Computer Science Department, Faculty of Computers and Artificial Intelligence, Cairo University, Giza, Egypt.
J Clin Transl Sci. 2020 Sep 4;5(1):e42. doi: 10.1017/cts.2020.535.
Lack of participation in clinical trials (CTs) is a major barrier for the evaluation of new pharmaceuticals and devices. Here we report the results of the analysis of a dataset from ResearchMatch, an online clinical registry, using supervised machine learning approaches and a deep learning approach to discover characteristics of individuals more likely to show an interest in participating in CTs.
We trained six supervised machine learning classifiers (Logistic Regression (LR), Decision Tree (DT), Gaussian Naïve Bayes (GNB), K-Nearest Neighbor Classifier (KNC), Adaboost Classifier (ABC) and a Random Forest Classifier (RFC)), as well as a deep learning method, Convolutional Neural Network (CNN), using a dataset of 841,377 instances and 20 features, including demographic data, geographic constraints, medical conditions and ResearchMatch visit history. Our outcome variable consisted of responses showing specific participant interest when presented with specific clinical trial opportunity invitations ('yes' or 'no'). Furthermore, we created four subsets from this dataset based on top self-reported medical conditions and gender, which were separately analysed.
The deep learning model outperformed the machine learning classifiers, achieving an area under the curve (AUC) of 0.8105.

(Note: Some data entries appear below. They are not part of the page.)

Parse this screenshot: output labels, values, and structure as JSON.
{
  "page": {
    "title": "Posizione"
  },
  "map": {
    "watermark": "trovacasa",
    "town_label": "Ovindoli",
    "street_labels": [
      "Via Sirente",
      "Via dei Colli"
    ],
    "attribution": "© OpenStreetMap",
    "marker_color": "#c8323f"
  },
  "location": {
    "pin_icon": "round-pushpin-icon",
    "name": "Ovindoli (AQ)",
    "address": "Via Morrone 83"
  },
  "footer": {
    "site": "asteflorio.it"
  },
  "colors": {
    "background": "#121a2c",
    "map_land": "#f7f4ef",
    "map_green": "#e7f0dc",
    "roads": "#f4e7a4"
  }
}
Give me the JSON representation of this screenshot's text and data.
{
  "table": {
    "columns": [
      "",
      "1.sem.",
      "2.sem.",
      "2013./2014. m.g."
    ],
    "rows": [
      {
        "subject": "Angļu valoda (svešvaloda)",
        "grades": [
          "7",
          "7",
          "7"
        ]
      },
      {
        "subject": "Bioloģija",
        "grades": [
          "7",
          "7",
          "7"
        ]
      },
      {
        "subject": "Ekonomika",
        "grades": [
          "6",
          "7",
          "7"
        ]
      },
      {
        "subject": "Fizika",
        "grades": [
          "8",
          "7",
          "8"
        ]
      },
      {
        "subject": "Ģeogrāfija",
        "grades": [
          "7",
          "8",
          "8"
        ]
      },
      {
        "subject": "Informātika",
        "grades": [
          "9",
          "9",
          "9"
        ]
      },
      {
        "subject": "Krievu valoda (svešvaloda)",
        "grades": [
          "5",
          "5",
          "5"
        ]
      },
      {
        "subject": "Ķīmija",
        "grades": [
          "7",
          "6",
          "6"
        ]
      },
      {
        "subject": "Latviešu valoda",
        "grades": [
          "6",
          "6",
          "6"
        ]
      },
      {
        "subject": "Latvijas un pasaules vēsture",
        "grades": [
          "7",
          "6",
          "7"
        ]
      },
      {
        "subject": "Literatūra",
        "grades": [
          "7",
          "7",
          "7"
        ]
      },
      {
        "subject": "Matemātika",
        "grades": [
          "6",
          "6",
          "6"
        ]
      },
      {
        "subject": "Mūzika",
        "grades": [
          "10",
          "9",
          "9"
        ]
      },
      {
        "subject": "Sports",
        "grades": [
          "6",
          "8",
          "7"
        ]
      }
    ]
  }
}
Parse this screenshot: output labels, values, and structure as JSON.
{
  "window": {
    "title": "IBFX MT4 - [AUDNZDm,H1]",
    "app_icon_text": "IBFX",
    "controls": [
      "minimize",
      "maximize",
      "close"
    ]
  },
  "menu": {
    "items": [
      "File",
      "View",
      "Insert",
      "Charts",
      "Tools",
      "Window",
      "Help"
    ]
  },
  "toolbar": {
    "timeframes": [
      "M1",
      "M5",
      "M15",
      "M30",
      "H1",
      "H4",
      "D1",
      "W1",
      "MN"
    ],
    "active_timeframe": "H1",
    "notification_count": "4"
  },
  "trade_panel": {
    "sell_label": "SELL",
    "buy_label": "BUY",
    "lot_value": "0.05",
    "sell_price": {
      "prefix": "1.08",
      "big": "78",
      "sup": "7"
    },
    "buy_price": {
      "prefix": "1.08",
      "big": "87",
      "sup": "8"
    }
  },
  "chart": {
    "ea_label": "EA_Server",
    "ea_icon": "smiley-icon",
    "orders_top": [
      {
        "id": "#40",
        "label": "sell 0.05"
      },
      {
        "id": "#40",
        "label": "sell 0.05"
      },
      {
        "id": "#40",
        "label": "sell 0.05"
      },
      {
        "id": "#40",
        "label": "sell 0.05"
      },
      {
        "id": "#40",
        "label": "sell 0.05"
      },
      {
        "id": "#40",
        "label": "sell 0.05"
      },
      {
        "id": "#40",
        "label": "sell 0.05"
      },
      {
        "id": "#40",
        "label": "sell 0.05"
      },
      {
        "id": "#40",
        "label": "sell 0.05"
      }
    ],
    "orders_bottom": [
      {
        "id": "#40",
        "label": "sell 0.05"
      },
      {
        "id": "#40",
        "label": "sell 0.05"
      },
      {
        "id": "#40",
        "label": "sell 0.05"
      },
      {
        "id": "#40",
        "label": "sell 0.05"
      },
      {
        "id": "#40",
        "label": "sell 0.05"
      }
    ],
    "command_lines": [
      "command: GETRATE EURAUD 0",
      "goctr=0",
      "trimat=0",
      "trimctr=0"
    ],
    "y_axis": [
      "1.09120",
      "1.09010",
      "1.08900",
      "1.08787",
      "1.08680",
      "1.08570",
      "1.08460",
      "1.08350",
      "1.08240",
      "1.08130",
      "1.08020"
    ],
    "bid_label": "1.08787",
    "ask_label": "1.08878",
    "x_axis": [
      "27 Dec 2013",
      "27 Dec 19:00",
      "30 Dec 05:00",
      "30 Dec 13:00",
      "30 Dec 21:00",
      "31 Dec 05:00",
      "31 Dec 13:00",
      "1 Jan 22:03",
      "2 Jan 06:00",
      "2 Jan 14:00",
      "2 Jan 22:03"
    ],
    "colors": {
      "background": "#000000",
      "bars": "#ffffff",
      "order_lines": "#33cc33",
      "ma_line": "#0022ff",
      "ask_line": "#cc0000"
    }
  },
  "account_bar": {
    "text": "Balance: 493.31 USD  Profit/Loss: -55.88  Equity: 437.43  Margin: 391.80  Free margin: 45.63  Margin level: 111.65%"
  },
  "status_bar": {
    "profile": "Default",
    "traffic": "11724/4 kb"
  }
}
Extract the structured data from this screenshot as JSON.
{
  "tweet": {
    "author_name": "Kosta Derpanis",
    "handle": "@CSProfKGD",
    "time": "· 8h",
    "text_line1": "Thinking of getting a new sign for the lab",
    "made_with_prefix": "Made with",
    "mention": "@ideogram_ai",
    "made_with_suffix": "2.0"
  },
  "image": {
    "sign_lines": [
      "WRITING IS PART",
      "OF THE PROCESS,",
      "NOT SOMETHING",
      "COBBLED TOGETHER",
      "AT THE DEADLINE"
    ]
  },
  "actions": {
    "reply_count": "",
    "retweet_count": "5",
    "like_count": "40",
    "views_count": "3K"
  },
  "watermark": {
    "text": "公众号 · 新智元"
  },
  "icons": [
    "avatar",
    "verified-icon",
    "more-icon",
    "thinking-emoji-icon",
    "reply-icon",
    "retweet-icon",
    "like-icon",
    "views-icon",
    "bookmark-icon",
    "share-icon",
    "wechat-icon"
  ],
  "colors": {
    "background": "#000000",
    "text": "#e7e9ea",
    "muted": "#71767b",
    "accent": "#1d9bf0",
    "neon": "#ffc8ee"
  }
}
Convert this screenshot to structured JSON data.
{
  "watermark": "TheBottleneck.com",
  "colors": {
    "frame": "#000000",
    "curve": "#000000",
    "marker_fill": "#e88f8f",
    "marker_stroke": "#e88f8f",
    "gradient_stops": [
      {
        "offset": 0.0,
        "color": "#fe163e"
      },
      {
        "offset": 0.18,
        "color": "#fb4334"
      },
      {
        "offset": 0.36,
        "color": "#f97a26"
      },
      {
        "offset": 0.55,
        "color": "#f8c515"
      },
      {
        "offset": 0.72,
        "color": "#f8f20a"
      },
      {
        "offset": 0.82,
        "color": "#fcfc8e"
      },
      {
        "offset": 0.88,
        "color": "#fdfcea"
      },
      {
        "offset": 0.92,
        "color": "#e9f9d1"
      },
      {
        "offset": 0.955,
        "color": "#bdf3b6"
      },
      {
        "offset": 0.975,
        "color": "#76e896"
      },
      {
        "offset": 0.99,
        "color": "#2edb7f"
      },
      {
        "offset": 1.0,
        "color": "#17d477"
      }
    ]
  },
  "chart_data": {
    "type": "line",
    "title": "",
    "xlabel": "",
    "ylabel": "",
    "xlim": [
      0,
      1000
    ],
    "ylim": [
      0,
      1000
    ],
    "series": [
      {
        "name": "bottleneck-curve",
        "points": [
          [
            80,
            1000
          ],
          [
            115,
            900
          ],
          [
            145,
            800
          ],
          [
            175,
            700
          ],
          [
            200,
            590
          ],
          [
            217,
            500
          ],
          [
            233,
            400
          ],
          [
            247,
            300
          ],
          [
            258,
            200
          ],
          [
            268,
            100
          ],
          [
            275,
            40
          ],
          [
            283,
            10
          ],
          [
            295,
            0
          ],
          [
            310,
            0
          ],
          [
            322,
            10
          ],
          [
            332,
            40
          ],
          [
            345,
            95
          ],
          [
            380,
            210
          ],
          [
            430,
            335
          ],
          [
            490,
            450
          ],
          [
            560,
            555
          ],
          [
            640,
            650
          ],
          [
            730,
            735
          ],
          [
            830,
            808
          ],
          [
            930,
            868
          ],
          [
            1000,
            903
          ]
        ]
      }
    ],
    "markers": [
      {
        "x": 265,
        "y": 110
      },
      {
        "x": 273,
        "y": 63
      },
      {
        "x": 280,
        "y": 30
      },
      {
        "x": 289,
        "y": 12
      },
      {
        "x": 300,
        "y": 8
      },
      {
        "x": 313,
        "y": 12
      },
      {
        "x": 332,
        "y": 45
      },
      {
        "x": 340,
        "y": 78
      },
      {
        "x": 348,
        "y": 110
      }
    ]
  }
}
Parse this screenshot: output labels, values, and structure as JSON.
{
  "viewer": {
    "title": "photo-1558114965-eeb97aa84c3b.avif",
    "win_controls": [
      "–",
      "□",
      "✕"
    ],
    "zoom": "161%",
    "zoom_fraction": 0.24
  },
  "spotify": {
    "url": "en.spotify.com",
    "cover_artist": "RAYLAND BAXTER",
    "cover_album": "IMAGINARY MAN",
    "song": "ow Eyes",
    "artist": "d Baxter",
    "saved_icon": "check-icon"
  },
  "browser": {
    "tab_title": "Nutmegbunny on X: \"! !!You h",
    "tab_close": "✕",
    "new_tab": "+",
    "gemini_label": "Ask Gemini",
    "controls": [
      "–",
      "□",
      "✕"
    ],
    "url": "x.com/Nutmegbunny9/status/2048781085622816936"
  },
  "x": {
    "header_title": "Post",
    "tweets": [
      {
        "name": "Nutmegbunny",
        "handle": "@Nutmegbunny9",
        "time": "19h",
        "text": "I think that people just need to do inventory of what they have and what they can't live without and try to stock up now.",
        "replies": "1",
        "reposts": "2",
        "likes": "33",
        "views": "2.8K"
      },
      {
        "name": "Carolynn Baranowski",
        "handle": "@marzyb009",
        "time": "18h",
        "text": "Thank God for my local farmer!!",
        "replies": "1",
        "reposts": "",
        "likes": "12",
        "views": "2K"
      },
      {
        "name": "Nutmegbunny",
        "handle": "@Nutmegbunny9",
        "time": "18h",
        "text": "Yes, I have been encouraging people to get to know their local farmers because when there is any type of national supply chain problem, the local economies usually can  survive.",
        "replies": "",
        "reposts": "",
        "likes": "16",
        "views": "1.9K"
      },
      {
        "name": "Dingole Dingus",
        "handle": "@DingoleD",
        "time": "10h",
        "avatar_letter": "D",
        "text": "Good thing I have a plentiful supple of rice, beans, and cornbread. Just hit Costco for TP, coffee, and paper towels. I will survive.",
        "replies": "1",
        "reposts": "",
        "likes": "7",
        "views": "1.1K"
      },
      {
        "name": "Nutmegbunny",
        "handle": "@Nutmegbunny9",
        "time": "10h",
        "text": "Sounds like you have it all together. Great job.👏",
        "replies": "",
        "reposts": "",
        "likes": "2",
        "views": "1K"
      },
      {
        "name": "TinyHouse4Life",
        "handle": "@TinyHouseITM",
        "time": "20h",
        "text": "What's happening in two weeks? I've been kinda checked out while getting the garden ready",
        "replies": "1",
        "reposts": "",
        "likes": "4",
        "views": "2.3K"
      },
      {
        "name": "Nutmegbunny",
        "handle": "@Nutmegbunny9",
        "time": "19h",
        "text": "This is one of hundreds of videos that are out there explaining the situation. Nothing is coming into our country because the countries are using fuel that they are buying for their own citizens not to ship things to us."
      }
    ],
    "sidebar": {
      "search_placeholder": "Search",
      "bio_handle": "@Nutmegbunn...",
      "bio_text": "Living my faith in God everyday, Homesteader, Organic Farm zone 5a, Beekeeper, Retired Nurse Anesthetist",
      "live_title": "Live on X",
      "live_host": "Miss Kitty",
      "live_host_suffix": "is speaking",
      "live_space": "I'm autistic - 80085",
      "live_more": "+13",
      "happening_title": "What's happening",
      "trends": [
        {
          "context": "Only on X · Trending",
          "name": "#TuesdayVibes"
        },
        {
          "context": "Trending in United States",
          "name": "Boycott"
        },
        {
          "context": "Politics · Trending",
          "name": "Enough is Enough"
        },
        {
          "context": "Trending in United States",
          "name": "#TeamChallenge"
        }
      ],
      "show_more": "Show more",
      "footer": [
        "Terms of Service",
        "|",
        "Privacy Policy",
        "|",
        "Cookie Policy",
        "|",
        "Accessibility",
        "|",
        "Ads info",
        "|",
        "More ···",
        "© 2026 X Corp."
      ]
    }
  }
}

The results show sufficient evidence that there are meaningful correlations amongst predictor variables and outcome variable in the datasets analysed using the supervised machine learning classifiers. These approaches show promise in identifying individuals who may be more likely to participate when offered an opportunity for a clinical trial.
不参与临床试验是评估新型药物和器械的主要障碍。在此,我们报告了对来自在线临床登记处ResearchMatch的数据集进行分析的结果,使用监督式机器学习方法和深度学习方法来发现更有可能对参与临床试验表现出兴趣的个体特征。
我们训练了六个监督式机器学习分类器(逻辑回归(LR)、决策树(DT)、高斯朴素贝叶斯(GNB)、K近邻分类器(KNC)、Adaboost分类器(ABC)和随机森林分类器(RFC)),以及一种深度学习方法——卷积神经网络(CNN),使用了一个包含841,377个实例和20个特征的数据集,这些特征包括人口统计学数据、地理限制、医疗状况和ResearchMatch访问历史。我们的结果变量包括在收到特定临床试验机会邀请时显示出特定参与者兴趣的回复(“是”或“否”)。此外,我们根据自我报告的主要医疗状况和性别从该数据集中创建了四个子集,并分别进行了分析。
深度学习模型的表现优于机器学习分类器,曲线下面积(AUC)达到0.8105。
结果显示有充分证据表明,在使用监督式机器学习分类器分析的数据集中,预测变量和结果变量之间存在有意义的相关性。这些方法在识别当有机会参与临床试验时更有可能参与的个体方面显示出了前景。